Jeden Freitag spielen wir mit unseren Kindern (Luise, 18, und Moritz, 16) nach dem Abendessen Skat. Ja, so was gibt es noch! Der Geber muss jeweils aussetzen und nutzt die Zeit zum Kritzeln. Wir können die Bildchen, die jeder jedem „sendet“, regelrecht lesen. „Bunk“ ist übrigens Moritz, „Pchen“ Luise. Über der Spalte mit dem Löwen steht, schwer zu entziffern, „Papa“.
Bernhard Röhrich, Berlin
Dieses Bild, das den Eindruck erwecken könnte, es sei während eines Vortrags des Direktors des Reptilienfonds zur gegenwärtigen Finanzkrise entstanden, verdankt sich in Wirklichkeit einem längeren Telefongespräch mit meiner Tochter Bettina zu einem durchaus erfreulichen Thema. Als sie anrief, war ich gerade mit Notizen in meinem Kollegheft
beschäftigt, die ausnahmslos unter dem Graphitteppich der Zeichnung verschwunden sind.
Wenn es in der Schule um Wirtschaft geht, versetzt sich mein Hirn oft in einen zähen Dämmerzustand. Damit die Unterrichtsstunde nicht völlig unnütz vergeht – und damit ich nicht verblöde – versuche ich dann zumindest, meine kreative Ader auszuleben.
Entstanden sind diese Kritzeleien auf meiner Schreibtischunterlage während ungezählter Telefonate – das hilft gegen Nervosität und Ungeduld. Nachträglich erinnere ich mich noch bei mancher Skizze an das zugehörige Gespräch. Das Besondere aber ist, dass meine Tochter während ihrer Telefonate weitergezeichnet hat. Dieser zeichnerische Dialog ließ fast jedes Dauertelefonat reizvoll werden.
Mich interessiert die Ornithologie ganz besonders. kürzlich etwa war ich beim Tag der offenen Tür an der Vogelwarte in Radolfzell des Max-Planck-Instituts für Ornithologie. Diese Kritzelei entstand, während ich einen Vortrag mit dem Titel Faszination Vogelzug hörte.

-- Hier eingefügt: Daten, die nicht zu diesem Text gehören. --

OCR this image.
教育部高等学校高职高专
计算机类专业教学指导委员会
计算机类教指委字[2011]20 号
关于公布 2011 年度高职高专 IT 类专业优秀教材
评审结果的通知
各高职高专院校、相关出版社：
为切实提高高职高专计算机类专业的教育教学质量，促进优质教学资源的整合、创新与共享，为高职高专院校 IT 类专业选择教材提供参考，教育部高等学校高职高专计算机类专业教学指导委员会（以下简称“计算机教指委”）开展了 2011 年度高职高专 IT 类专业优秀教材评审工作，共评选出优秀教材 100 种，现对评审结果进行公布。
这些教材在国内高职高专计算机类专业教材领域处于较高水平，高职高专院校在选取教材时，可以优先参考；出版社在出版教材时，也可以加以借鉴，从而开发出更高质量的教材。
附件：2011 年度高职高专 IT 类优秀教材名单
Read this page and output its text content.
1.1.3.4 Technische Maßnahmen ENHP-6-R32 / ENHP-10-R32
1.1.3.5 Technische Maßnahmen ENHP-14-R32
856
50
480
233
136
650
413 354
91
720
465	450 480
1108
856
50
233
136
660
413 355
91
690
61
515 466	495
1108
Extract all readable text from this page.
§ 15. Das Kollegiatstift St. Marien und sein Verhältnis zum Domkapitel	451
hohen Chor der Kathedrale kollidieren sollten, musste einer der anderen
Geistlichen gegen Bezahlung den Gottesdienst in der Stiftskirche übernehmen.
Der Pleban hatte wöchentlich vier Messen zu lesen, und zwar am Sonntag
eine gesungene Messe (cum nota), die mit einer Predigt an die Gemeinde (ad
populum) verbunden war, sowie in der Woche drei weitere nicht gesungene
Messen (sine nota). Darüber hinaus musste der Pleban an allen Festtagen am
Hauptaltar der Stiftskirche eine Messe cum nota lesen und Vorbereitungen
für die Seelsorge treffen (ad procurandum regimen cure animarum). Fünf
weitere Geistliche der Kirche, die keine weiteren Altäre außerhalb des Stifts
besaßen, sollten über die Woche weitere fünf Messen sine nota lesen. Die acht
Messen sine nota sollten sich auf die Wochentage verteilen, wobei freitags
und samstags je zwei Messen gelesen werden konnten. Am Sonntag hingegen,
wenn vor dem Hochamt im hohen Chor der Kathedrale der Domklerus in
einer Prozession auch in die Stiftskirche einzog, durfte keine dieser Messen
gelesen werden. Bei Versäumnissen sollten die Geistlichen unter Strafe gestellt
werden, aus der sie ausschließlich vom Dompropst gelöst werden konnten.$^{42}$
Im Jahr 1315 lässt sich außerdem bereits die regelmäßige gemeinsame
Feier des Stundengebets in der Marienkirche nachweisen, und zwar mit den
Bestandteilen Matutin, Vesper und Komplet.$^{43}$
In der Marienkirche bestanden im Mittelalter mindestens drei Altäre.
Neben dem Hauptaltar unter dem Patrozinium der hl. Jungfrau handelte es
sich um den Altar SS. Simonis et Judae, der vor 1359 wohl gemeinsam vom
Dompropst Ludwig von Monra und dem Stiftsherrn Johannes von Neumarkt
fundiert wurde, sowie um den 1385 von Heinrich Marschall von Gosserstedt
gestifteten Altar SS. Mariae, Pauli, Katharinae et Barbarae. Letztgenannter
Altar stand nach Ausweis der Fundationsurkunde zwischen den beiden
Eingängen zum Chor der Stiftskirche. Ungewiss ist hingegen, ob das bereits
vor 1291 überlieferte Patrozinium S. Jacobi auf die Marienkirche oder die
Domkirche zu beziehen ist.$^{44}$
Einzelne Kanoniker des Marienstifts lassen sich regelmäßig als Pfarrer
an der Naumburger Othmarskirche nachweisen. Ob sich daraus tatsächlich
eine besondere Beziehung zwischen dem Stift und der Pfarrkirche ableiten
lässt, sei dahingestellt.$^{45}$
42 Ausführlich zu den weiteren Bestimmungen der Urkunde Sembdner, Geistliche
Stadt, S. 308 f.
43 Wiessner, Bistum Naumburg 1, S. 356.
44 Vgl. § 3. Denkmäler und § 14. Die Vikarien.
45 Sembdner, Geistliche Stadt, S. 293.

Ein Arbeitskollege hat mir diese Schreibtischunterlage verschönert. Wir wussten an diesem Abend nichts anzufangen, haben gequatscht, einen langweiligen Film angeguckt, und er hat eben gekritzelt. Dieser Kollege hat mir meinen zweijährigen Aufenthalt in Düsseldorf – zumindest für ein Jahr – sehr verschönert, und wenn ich dieses Souvenir anschaue, kommt mir immer die positive Seite von Düsseldorf in den Sinn.
Immer, wenn ich mit meinem neunzehnjährigen Enkel über irgendwelche Probleme rede – vorausgesetzt, er hat mal Zeit dafür – kritzelt er so vor sich hin. Kürzlich entstand im Lauf eines solchen Gesprächs dieses „Lebewesen“. Es hat mir so gut gefallen, dass ich es rahmen ließ, um es mir an die Wand zu hängen.
Hier sehen Sie eine Gemeinschaftsarbeit von Hilal Yavuz, meiner Auszubildenden im ersten Lehrjahr, und mir. Die Aufgabenverteilung war einfach: Ich habe Schreibtischunterlage und den Eingangsstempel zur Verfügung gestellt, Frau Yavuz wiederum hat sich während ihrer Telefongespräche um die deutsch-türkische Sprachverständigung bemüht.
Diese Kritzelei ist in meinem Fachseminar Deutsch entstanden, in dem ich, im Rahmen meiner Lehrerausbildung, wöchentlich vier lähmende Stunden verbringe. Verstehen Sie die Faust auf dem Faust als Sinnbild einer stillen Revolte, als ein kurzes Aufbäumen zur Halbzeit des Referendariats, mit schwindenden Kräften und zitternder Hand heimlich unter dem Tisch gemalt: „Fast-Lehrer“, die, Schülern gleich, nur halbherzig ihre an der Grenze zur Ohnmacht lavierende Müdigkeit zu vertuschen suchen, die aber trotzdem die Faust erheben.
Die Faust gegen das System, gegen hohle didaktische Phrasendrescherei, gegen „Standards und Kompetenzen des Rahmenlehrplans“, gegen Streber und Schleimer, die derlei Begriffsungetüme im Munde führen, und mit Dr. Faustus himself für mehr Teilhabe am echten Leben: „Auf, bade Schüler, unverdrossen / Die irdsche Brust im Morgenrot!“ Schließt die Seminare! Öffnet die Schulen! Lebt!